President and Secretary-General, Gano Forum (splinter fraction)
- In office 2009–2025

Member of Parliament for Dhaka-3
- In office 7 May 1986 – 3 March 1988
- Preceded by: Nizam Uddin Khan
- Succeeded by: Md. Saifur Rahman

Personal details
- Born: 2 February 1945 Dhanmondi, Dhaka, Bengal Province, British India
- Died: 15 June 2025 (aged 80) Dhaka, Bangladesh
- Political party: Bangladesh Awami League Gano Forum
- Occupation: Politician

= Mostafa Mohsin Montu =

Bangladeshi politician (1945–2025)

Mostafa Mohsin Montu (2 February 1945 – 15 June 2025) was a Bangladeshi politician and member of parliament. He was the president and general secretary of Gano Forum splinter fraction.

==Early life==
Montu was born on 2 February 1945 at Dhanmondi in Dhaka of the then British Raj to Mir Jahan and Rahela Khatun.

==Career==
Montu was involved in Bangladesh Awami League politics from his student life. Later, he was elected president of Jubo League, youth wing of the Awami League. He was the secretary of Awami League's Dhaka City branch. He was expelled from Awami League in 1992 and joined Kamal Hossain's Gano Forum. In 2009, he was elected secretary general of Gano Forum.

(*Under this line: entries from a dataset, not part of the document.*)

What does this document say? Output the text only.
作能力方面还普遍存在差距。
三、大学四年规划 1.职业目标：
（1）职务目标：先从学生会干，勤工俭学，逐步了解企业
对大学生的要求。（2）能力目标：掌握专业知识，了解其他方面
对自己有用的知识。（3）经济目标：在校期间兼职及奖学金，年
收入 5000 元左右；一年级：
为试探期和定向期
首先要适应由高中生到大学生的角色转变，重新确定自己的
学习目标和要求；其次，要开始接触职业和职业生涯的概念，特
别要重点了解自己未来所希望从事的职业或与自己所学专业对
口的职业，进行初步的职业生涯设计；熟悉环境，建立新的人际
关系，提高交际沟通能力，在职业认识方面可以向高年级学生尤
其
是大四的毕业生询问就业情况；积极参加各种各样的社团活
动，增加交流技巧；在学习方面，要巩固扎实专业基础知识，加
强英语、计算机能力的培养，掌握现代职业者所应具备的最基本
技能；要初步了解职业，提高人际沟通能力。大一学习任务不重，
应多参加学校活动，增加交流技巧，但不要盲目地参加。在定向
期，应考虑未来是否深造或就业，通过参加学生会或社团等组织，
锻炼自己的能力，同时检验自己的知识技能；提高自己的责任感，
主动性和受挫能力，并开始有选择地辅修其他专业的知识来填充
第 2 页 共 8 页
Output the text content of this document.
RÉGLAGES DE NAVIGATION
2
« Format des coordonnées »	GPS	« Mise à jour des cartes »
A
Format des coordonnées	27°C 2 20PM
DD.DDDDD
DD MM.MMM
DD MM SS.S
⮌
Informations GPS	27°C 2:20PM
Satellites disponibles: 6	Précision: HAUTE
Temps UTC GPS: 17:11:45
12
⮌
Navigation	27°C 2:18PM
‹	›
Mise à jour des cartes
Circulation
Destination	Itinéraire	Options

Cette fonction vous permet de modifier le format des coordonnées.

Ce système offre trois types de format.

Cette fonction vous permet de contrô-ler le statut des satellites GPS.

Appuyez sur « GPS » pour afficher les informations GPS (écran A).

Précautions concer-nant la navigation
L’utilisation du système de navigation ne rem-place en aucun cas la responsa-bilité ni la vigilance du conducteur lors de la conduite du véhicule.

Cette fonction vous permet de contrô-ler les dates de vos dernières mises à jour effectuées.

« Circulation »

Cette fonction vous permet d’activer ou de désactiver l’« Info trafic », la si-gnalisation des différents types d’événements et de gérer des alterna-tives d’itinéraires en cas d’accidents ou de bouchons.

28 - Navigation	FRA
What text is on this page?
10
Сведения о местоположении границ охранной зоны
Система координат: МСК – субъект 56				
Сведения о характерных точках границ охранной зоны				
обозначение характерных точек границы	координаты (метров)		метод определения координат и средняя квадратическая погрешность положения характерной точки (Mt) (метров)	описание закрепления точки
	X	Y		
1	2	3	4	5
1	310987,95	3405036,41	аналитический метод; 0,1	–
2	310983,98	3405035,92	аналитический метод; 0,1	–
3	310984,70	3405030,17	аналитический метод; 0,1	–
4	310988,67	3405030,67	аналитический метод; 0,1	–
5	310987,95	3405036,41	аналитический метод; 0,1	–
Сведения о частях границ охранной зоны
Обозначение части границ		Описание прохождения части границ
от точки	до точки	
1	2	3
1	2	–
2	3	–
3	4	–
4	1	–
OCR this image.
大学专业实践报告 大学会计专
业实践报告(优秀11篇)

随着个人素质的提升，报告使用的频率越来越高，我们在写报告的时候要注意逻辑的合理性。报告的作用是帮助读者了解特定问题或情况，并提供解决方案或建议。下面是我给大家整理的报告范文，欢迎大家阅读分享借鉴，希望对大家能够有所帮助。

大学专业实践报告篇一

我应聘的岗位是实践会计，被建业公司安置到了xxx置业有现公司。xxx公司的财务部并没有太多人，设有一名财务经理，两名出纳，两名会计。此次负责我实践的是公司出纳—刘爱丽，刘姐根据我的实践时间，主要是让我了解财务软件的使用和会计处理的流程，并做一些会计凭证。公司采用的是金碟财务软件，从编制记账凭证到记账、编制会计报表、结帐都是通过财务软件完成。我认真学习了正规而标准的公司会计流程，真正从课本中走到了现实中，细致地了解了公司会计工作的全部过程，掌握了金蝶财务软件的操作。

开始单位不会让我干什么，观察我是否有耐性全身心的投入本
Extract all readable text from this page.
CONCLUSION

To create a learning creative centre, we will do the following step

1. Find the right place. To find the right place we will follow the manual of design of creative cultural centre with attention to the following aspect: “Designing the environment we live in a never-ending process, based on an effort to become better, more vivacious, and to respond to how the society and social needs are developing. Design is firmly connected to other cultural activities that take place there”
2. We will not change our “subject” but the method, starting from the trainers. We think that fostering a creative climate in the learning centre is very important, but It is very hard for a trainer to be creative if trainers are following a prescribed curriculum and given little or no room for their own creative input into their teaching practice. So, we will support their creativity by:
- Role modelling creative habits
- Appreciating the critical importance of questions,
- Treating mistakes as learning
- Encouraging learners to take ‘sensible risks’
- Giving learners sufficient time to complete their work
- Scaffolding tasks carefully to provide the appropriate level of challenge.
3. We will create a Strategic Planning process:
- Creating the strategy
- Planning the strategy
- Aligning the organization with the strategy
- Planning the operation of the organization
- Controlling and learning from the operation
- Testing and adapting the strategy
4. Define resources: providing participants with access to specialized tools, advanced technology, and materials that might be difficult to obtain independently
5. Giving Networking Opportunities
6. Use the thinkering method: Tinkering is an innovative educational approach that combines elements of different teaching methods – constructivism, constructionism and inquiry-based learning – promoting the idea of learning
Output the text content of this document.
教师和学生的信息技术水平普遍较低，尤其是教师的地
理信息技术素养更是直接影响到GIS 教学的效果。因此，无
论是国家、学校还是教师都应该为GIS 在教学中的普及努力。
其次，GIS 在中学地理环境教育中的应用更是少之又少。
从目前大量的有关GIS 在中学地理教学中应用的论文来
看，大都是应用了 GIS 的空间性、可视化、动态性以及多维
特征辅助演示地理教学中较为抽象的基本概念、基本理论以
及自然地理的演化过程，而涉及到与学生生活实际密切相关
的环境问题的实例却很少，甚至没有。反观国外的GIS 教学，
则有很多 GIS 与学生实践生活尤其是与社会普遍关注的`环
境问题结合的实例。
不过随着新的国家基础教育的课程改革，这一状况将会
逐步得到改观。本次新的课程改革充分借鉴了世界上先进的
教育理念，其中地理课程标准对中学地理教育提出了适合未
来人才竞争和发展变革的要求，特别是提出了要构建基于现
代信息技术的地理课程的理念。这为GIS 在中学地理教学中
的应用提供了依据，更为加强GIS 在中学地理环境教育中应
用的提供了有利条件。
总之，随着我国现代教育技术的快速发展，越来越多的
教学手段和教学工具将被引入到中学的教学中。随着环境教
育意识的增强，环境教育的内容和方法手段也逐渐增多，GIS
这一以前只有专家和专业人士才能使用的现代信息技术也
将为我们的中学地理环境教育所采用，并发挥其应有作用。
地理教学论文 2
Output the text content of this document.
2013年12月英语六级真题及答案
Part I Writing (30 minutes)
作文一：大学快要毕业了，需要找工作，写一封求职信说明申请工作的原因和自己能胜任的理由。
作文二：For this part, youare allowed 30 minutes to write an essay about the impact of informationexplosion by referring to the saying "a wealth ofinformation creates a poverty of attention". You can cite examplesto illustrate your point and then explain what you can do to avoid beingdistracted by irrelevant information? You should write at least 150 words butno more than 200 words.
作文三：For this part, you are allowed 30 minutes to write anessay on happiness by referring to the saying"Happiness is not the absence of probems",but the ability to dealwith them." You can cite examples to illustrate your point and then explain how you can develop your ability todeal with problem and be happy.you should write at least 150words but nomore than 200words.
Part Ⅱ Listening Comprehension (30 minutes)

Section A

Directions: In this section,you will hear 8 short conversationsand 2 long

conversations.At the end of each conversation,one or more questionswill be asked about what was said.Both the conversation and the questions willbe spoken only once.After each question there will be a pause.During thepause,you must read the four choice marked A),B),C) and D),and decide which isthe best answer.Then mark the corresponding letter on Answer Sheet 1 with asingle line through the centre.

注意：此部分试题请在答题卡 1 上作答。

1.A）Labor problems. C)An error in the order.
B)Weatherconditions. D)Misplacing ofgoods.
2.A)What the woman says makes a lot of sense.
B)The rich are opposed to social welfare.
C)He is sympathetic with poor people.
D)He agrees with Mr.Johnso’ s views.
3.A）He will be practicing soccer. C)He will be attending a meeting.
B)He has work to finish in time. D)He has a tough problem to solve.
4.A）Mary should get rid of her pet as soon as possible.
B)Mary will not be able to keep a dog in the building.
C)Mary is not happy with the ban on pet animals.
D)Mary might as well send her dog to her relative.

Montu was elected a member of parliament from the Dhaka-3 constituency as an Awami League candidate during the third parliamentary election in 1986. In the fifth parliamentary elections in 1991, he contested again from Dhaka-3 under Awami League banner, but he was defeated by the BNP's Amanullah Aman.

==Death==
Mostafa died on 15 June 2025, at the age of 80.